At 10:03 PM 12/6/2003 +0000, Joern Thyssen wrote:
On Sat, Dec 06, 2003 at 10:33:27PM +0100, Misja Alma wrote
> Sorry, I think I didn't express very clearly what I meant, the example I
> gave could be more complete. Here is my explanation again:
> So 2 players start a match, and at that point both have 50% chance.
> When player 1 makes a mistake which costs him half his mwc, this costs him
> .5 * 50% = 25% mwc. Gnubg will find this also.
> But now let's assume that the player gets lucky and comes back to 50% mwc
> again. At that point he makes again a mistake which costs him half his mwc;
> so 25%. What gnubg does is it addes up error1 and error2, for a total of
> 50%. If these were all the errors both players made this match, it will then
> estimate player 1 to have 0% mwc in an analysis.
> The luck rate will do something similar: After his first error player 1 must
> have had luck worth for 25% mwc. Suppose that player1 won the match anyway
> after his second mistake, he must have had another portion of luck worth for
> 75% mwc this time.
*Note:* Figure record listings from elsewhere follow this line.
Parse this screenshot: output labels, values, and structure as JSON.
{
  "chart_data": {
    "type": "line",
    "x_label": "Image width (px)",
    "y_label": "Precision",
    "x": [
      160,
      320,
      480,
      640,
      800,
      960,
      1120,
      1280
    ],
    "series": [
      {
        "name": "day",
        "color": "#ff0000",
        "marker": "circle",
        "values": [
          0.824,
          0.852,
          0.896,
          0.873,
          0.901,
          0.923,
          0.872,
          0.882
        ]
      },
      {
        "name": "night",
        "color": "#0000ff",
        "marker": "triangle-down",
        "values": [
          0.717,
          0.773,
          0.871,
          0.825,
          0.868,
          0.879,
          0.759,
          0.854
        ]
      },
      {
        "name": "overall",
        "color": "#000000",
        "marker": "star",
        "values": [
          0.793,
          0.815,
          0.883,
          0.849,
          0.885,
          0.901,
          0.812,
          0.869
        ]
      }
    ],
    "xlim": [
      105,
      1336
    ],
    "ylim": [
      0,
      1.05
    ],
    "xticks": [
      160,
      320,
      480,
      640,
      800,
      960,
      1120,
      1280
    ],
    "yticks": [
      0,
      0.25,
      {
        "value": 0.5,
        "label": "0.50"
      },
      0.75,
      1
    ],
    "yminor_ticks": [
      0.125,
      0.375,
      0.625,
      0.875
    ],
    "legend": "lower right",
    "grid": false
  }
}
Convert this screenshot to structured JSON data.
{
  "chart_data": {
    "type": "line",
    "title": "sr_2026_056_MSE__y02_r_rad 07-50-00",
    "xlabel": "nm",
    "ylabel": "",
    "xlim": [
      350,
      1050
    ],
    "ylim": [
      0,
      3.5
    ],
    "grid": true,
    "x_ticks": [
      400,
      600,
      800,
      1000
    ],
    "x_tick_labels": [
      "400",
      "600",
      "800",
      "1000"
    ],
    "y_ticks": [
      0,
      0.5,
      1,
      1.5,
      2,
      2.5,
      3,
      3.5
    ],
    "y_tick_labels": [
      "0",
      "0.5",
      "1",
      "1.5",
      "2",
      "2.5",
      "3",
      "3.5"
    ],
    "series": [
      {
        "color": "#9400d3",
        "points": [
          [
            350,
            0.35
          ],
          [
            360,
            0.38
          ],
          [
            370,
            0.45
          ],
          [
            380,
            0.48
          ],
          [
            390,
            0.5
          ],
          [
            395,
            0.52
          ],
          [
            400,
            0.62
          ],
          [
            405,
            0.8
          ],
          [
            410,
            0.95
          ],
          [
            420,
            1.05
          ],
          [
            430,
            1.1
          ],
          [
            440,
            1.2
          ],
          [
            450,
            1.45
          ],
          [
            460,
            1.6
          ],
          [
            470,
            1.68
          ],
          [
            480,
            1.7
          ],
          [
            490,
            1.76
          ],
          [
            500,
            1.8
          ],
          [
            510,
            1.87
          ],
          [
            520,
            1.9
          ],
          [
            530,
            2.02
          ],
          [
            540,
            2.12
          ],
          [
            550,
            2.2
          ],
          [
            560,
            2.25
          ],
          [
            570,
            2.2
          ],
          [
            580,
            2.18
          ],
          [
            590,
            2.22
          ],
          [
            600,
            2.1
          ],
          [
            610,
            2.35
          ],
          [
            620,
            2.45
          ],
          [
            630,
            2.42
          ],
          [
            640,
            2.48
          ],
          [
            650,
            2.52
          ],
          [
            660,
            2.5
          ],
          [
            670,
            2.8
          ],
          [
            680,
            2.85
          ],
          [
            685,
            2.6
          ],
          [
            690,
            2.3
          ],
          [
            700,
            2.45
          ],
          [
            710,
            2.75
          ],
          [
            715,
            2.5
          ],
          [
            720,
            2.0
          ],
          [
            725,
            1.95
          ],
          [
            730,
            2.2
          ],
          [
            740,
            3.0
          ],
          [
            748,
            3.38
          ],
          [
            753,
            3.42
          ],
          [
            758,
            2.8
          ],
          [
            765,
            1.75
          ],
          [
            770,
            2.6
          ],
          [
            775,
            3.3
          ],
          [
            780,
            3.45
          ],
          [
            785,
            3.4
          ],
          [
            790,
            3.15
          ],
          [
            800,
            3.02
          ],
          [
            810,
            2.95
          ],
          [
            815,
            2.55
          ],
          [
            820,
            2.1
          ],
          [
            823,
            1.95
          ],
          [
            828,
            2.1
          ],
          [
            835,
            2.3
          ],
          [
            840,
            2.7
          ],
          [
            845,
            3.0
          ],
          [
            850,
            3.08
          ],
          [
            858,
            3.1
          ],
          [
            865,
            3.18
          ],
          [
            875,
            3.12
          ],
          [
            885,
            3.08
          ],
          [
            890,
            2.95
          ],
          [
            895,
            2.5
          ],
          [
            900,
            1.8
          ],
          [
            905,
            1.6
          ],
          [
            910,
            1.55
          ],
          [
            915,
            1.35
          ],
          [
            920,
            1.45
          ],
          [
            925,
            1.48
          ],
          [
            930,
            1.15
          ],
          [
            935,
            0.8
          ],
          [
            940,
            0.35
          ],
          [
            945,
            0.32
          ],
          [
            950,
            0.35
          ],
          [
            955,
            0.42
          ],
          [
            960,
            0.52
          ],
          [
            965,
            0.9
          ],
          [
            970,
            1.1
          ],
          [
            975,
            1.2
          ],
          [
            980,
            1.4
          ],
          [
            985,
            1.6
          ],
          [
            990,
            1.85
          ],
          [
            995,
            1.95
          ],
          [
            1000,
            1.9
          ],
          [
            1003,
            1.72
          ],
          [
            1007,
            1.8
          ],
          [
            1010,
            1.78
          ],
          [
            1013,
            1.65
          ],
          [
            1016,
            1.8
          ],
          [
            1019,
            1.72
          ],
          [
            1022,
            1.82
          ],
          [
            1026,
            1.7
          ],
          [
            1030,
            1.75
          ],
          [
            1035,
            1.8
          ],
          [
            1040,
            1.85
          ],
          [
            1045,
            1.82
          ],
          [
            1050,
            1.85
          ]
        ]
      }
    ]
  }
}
Both are added up for a total of 100%. final - initial =
> netLuck + netSkill; Filling the numbers in gives that netSkill must be zero.

Don't you mean -50%? final-initial=50% and netluck=100%.

Anyway, I'm starting to understand you :-)

netskill = -50% => 0% MWC derives from assuming that player 1 starts out
at 0% instead of 50% since his net skill is -50%. As you correctly point
out, the changes in MWC occur in discrete steps, so there is a non-zero
chance that player 1 might get so lucky that he actually wins despite
his skill being -50%.

The netskill for an individual match can vary widely, even if Player A is a perfect player and Player B plays extremely poorly (so that Player A wins close to 100% of its matches against Player B). (See the previous note I sent.) For more realistic cases, even if Player A wins 60% of the time against Player B, sometimes Player A's luck adjusted result will be +20%, sometimes +0% (so that on average his luck adjusted result will be +10%), even when analyzed by a perfect bot.

I'm not sure how to model this mathematically?!  I'm also wondering if
it's possible to have a net skill of zero?

Presumably you mean is it possible to have net skill of -50% mwc (luck adjustments done by gnubg, in an unbiased manner). For an individual match, it's definitely possible (even if gnubg actually did perfect luck adjustments). It's not possible to have net skill of -50% mwc on average (i.e. for an infinite set of matches).